学部・大学院

「学び」と「実践」を通じた人材育成

哲学・宗教文化コース

宗教文化研究B 台湾調査⑦

 新年あけましておめでとうございます。本年もよろしくお願い致します。
 前回に引き続き、宗教文化研究Bの受講生が行った台湾調査の一部を紹介していきます。

 一日目、私たちは、最後に訪れた龍山寺の近くの夜市で夕食をとりました。台湾の方々は、夕食を夜市でとる人も多いらしく、たくさんの人で賑わっていました。夜市の食事は、炒飯などの私たち日本人でも馴染みのあるものから、日本ではあまり出回らない食材を使った馴染みのない食べ物までたくさんの料理があります。中でも珍しかった食べ物がカエルです。

 私は、今回カエルを初めて食べましたが、肉質は少し硬めで、鶏肉のような味がしました。想像していたよりも美味しかったです。

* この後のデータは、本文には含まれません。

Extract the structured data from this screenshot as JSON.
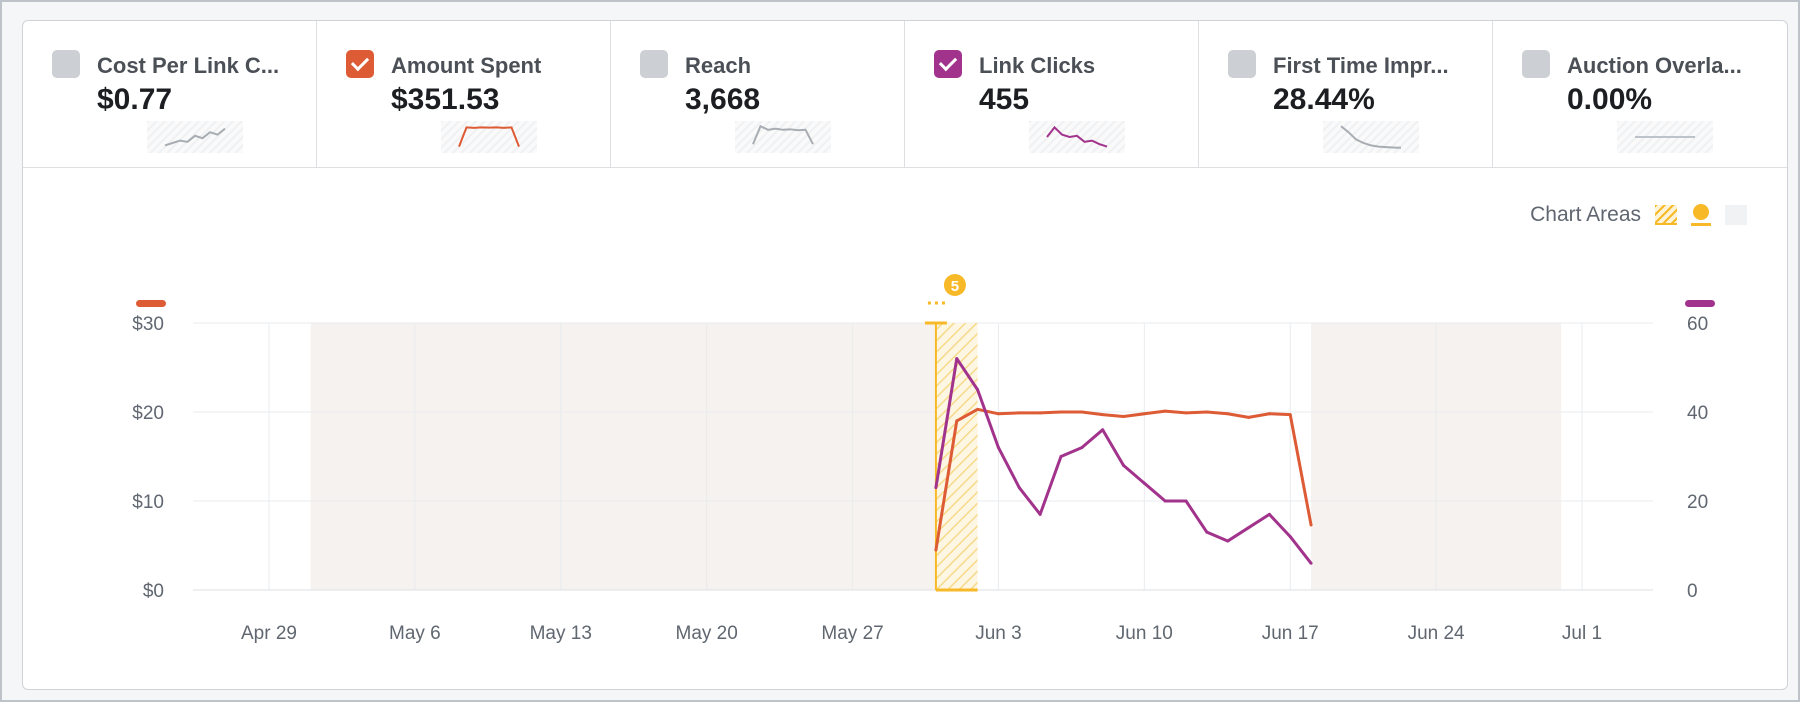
{
  "metrics": [
    {
      "label": "Cost Per Link C...",
      "value": "$0.77",
      "checked": false,
      "color": "#ccd0d5",
      "spark": [
        0.15,
        0.25,
        0.35,
        0.3,
        0.55,
        0.45,
        0.7,
        0.6,
        0.85
      ],
      "spark_color": "#a8adb4"
    },
    {
      "label": "Amount Spent",
      "value": "$351.53",
      "checked": true,
      "color": "#dd5b35",
      "spark": [
        0.1,
        0.9,
        0.88,
        0.9,
        0.89,
        0.9,
        0.88,
        0.9,
        0.1
      ],
      "spark_color": "#dd5b35"
    },
    {
      "label": "Reach",
      "value": "3,668",
      "checked": false,
      "color": "#ccd0d5",
      "spark": [
        0.2,
        0.95,
        0.8,
        0.85,
        0.8,
        0.82,
        0.78,
        0.8,
        0.2
      ],
      "spark_color": "#a8adb4"
    },
    {
      "label": "Link Clicks",
      "value": "455",
      "checked": true,
      "color": "#a2338c",
      "spark": [
        0.5,
        0.9,
        0.6,
        0.5,
        0.55,
        0.3,
        0.35,
        0.2,
        0.1
      ],
      "spark_color": "#a2338c"
    },
    {
      "label": "First Time Impr...",
      "value": "28.44%",
      "checked": false,
      "color": "#ccd0d5",
      "spark": [
        0.95,
        0.7,
        0.4,
        0.25,
        0.15,
        0.1,
        0.08,
        0.06,
        0.05
      ],
      "spark_color": "#a8adb4"
    },
    {
      "label": "Auction Overla...",
      "value": "0.00%",
      "checked": false,
      "color": "#ccd0d5",
      "spark": [
        0.5,
        0.5,
        0.5,
        0.5,
        0.5,
        0.5,
        0.5,
        0.5,
        0.5
      ],
      "spark_color": "#bec3c9"
    }
  ],
  "legend": {
    "label": "Chart Areas"
  },
  "annotation": {
    "badge": "5",
    "date": "2018-05-31",
    "color": "#f7b928"
  },
  "colors": {
    "spent": "#dd5b35",
    "clicks": "#a2338c",
    "shade": "#f6f2ef",
    "grid": "#e9ebee",
    "text": "#606770"
  },
  "chart_data": {
    "type": "line",
    "x_ticks": [
      "Apr 29",
      "May 6",
      "May 13",
      "May 20",
      "May 27",
      "Jun 3",
      "Jun 10",
      "Jun 17",
      "Jun 24",
      "Jul 1"
    ],
    "x_tick_dates": [
      "2018-04-29",
      "2018-05-06",
      "2018-05-13",
      "2018-05-20",
      "2018-05-27",
      "2018-06-03",
      "2018-06-10",
      "2018-06-17",
      "2018-06-24",
      "2018-07-01"
    ],
    "y_left": {
      "ticks": [
        "$0",
        "$10",
        "$20",
        "$30"
      ],
      "range": [
        0,
        30
      ]
    },
    "y_right": {
      "ticks": [
        "0",
        "20",
        "40",
        "60"
      ],
      "range": [
        0,
        60
      ]
    },
    "shaded_ranges": [
      [
        "2018-05-01",
        "2018-05-31"
      ],
      [
        "2018-06-18",
        "2018-06-30"
      ]
    ],
    "highlight_range": [
      "2018-05-31",
      "2018-06-02"
    ],
    "series": [
      {
        "axis": "left",
        "points": [
          [
            "2018-05-31",
            4.5
          ],
          [
            "2018-06-01",
            19
          ],
          [
            "2018-06-02",
            20.3
          ],
          [
            "2018-06-03",
            19.8
          ],
          [
            "2018-06-04",
            19.9
          ],
          [
            "2018-06-05",
            19.9
          ],
          [
            "2018-06-06",
            20
          ],
          [
            "2018-06-07",
            20
          ],
          [
            "2018-06-08",
            19.7
          ],
          [
            "2018-06-09",
            19.5
          ],
          [
            "2018-06-10",
            19.8
          ],
          [
            "2018-06-11",
            20.1
          ],
          [
            "2018-06-12",
            19.9
          ],
          [
            "2018-06-13",
            20
          ],
          [
            "2018-06-14",
            19.8
          ],
          [
            "2018-06-15",
            19.4
          ],
          [
            "2018-06-16",
            19.8
          ],
          [
            "2018-06-17",
            19.7
          ],
          [
            "2018-06-18",
            7.3
          ]
        ]
      },
      {
        "axis": "right",
        "points": [
          [
            "2018-05-31",
            23
          ],
          [
            "2018-06-01",
            52
          ],
          [
            "2018-06-02",
            45
          ],
          [
            "2018-06-03",
            32
          ],
          [
            "2018-06-04",
            23
          ],
          [
            "2018-06-05",
            17
          ],
          [
            "2018-06-06",
            30
          ],
          [
            "2018-06-07",
            32
          ],
          [
            "2018-06-08",
            36
          ],
          [
            "2018-06-09",
            28
          ],
          [
            "2018-06-10",
            24
          ],
          [
            "2018-06-11",
            20
          ],
          [
            "2018-06-12",
            20
          ],
          [
            "2018-06-13",
            13
          ],
          [
            "2018-06-14",
            11
          ],
          [
            "2018-06-15",
            14
          ],
          [
            "2018-06-16",
            17
          ],
          [
            "2018-06-17",
            12
          ],
          [
            "2018-06-18",
            6
          ]
        ]
      }
    ]
  }
}
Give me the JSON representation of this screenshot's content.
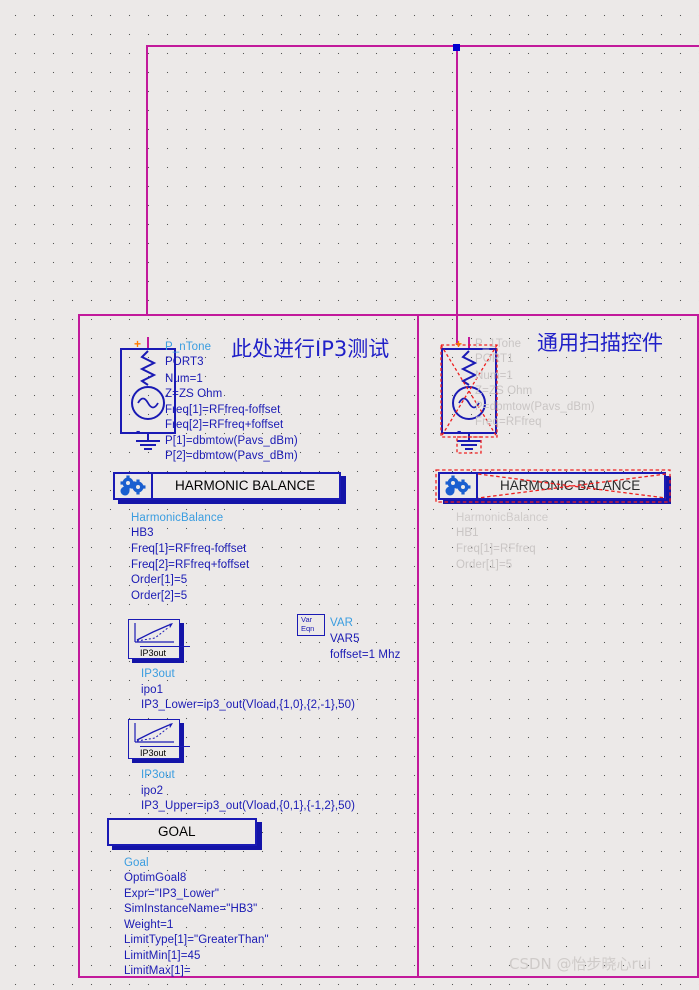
{
  "app": {
    "canvas_name": "schematic-canvas",
    "grid_spacing_px": 19,
    "background_color": "#ece9e8",
    "wire_color": "#c2199b",
    "active_text_color": "#1a1ab4",
    "instance_name_color": "#3a9de0",
    "disabled_text_color": "#c9c5c4",
    "deactivate_mark_color": "#ee2020"
  },
  "annotations": {
    "left_panel_title": "此处进行IP3测试",
    "right_panel_title": "通用扫描控件"
  },
  "watermark": {
    "text": "CSDN @怡步晓心rui"
  },
  "left_panel": {
    "name": "ip3-test-group",
    "port": {
      "symbol_name": "P_nTone",
      "instance": "PORT3",
      "params": [
        "Num=1",
        "Z=ZS Ohm",
        "Freq[1]=RFfreq-foffset",
        "Freq[2]=RFfreq+foffset",
        "P[1]=dbmtow(Pavs_dBm)",
        "P[2]=dbmtow(Pavs_dBm)"
      ],
      "plus_label": "+",
      "minus_label": "-"
    },
    "harmonic_balance": {
      "block_label": "HARMONIC BALANCE",
      "component": "HarmonicBalance",
      "instance": "HB3",
      "params": [
        "Freq[1]=RFfreq-foffset",
        "Freq[2]=RFfreq+foffset",
        "Order[1]=5",
        "Order[2]=5"
      ]
    },
    "ip3_lower": {
      "symbol_caption": "IP3out",
      "component": "IP3out",
      "instance": "ipo1",
      "expression": "IP3_Lower=ip3_out(Vload,{1,0},{2,-1},50)"
    },
    "ip3_upper": {
      "symbol_caption": "IP3out",
      "component": "IP3out",
      "instance": "ipo2",
      "expression": "IP3_Upper=ip3_out(Vload,{0,1},{-1,2},50)"
    },
    "var": {
      "icon_line1": "Var",
      "icon_line2": "Eqn",
      "component": "VAR",
      "instance": "VAR5",
      "equation": "foffset=1 Mhz"
    },
    "goal": {
      "block_label": "GOAL",
      "component": "Goal",
      "instance": "OptimGoal8",
      "params": [
        "Expr=\"IP3_Lower\"",
        "SimInstanceName=\"HB3\"",
        "Weight=1",
        "LimitType[1]=\"GreaterThan\"",
        "LimitMin[1]=45",
        "LimitMax[1]="
      ]
    }
  },
  "right_panel": {
    "name": "general-sweep-group",
    "deactivated": true,
    "port": {
      "symbol_name": "P_1Tone",
      "instance": "PORT1",
      "params": [
        "Num=1",
        "Z=ZS Ohm",
        "P=dbmtow(Pavs_dBm)",
        "Freq=RFfreq"
      ],
      "plus_label": "+",
      "minus_label": "-"
    },
    "harmonic_balance": {
      "block_label": "HARMONIC BALANCE",
      "component": "HarmonicBalance",
      "instance": "HB1",
      "params": [
        "Freq[1]=RFfreq",
        "Order[1]=5"
      ]
    }
  }
}
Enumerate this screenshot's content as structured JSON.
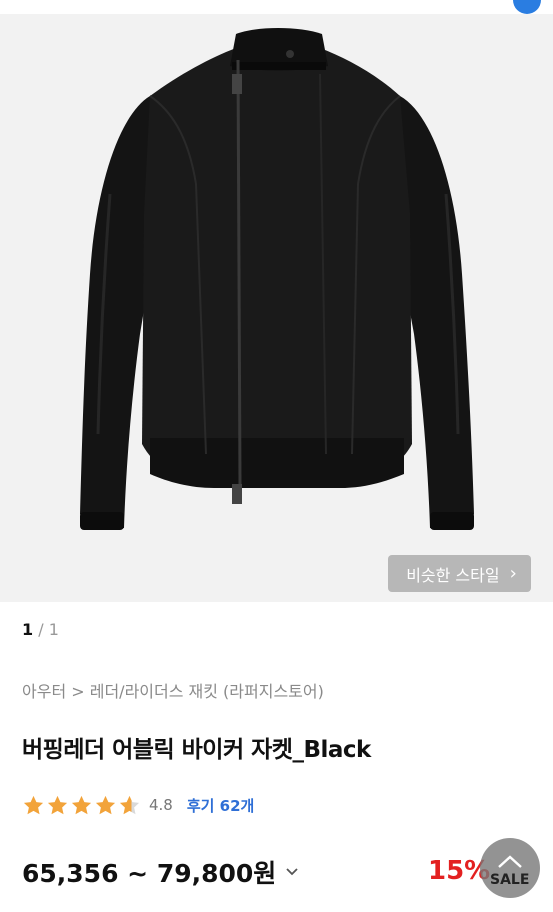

 二日目、歴史班は、台南に向かいました。今回台南に向かうために私たちは新幹線を利用しました。新幹線も日本のものとほとんど変わらず快適に過ごすことができました。
 台南は台湾で一番早く開発された町で、17世紀から長い期間にわたって台湾島の政治と文化の中心地でした。現在は、台湾南部では、高雄に次ぐ規模の都市です。南国らしい雰囲気が漂います。現在も町のあちらこちらに清代に創建された廟や城壁跡など歴史的価値のある史跡が残っています。今回私たちがいくつか見学したところの中から3つをご紹介したいと思います。

安平古堡

 台南に着いてまず初めに向かったのは、台南市街中心部から南西に約5kmにある港町の安平(アンピン)にある安平古堡(アンピンクーバオ)です。


安平古堡の入り口

 ここではオランダ統治時代にオランダ東インド会社によって築かれた台湾最古の城堡を見ることができます。当時はゼーランディア城と呼ばれていて、建材にはオランダ人が運んできた赤レンガが使用されました。敷地内には熱蘭遮城博物館という日本語の解説がある博物館があります。博物館内ではゼーランディア城が建築されるまでの歴史や、オランダ人、ポーランド人が攻めてきた歴史などを学ぶことができました。


熱蘭遮城博物館

安平樹屋

 次は、安平樹屋(アンピンシューウー)です。徳記洋行(ダージー・ヤンハン)と呼ばれる元イギリス貿易会社の建物があり、その倉庫を長い時を経てガジュマルの木が浸食していったものが、安平樹屋です。
 日本が台湾を統治した後は「大日本塩業株式会社安平出張所」の倉庫としても使われていました。倉庫内は人の手が入らなくなったことによって荒れ果て、たくさんのガジュマルの木が生い茂りました。


安平樹屋

 屋根から突き出た枝と幹などのおかげで、倉庫内で見ることができる光景はとても幻想的で綺麗でした。

赤崁楼

 安平樹屋の次に向かったのは赤崁楼(チーカンロウ)です。赤崁楼は1653年に建てられ、当初はプロヴィンティア城と呼ばれていました。


赤崁楼

 プロヴィンティア城の建物の城壁は砂糖水、もち米のとぎ汁、カキの殻を灰にしたものを混ぜた接合材を使い、赤レンガで積み上げて厚く堅牢につくられていたそうです。1862年に一度全壊していますが、オランダ人によって建築された名残はところどころに残されており、快晴の下で見るととても迫力がありました。中にも入ることができ、中は外見とは違い、水色の壁でできていて外見とのギャップの違いがとてもきれいでした。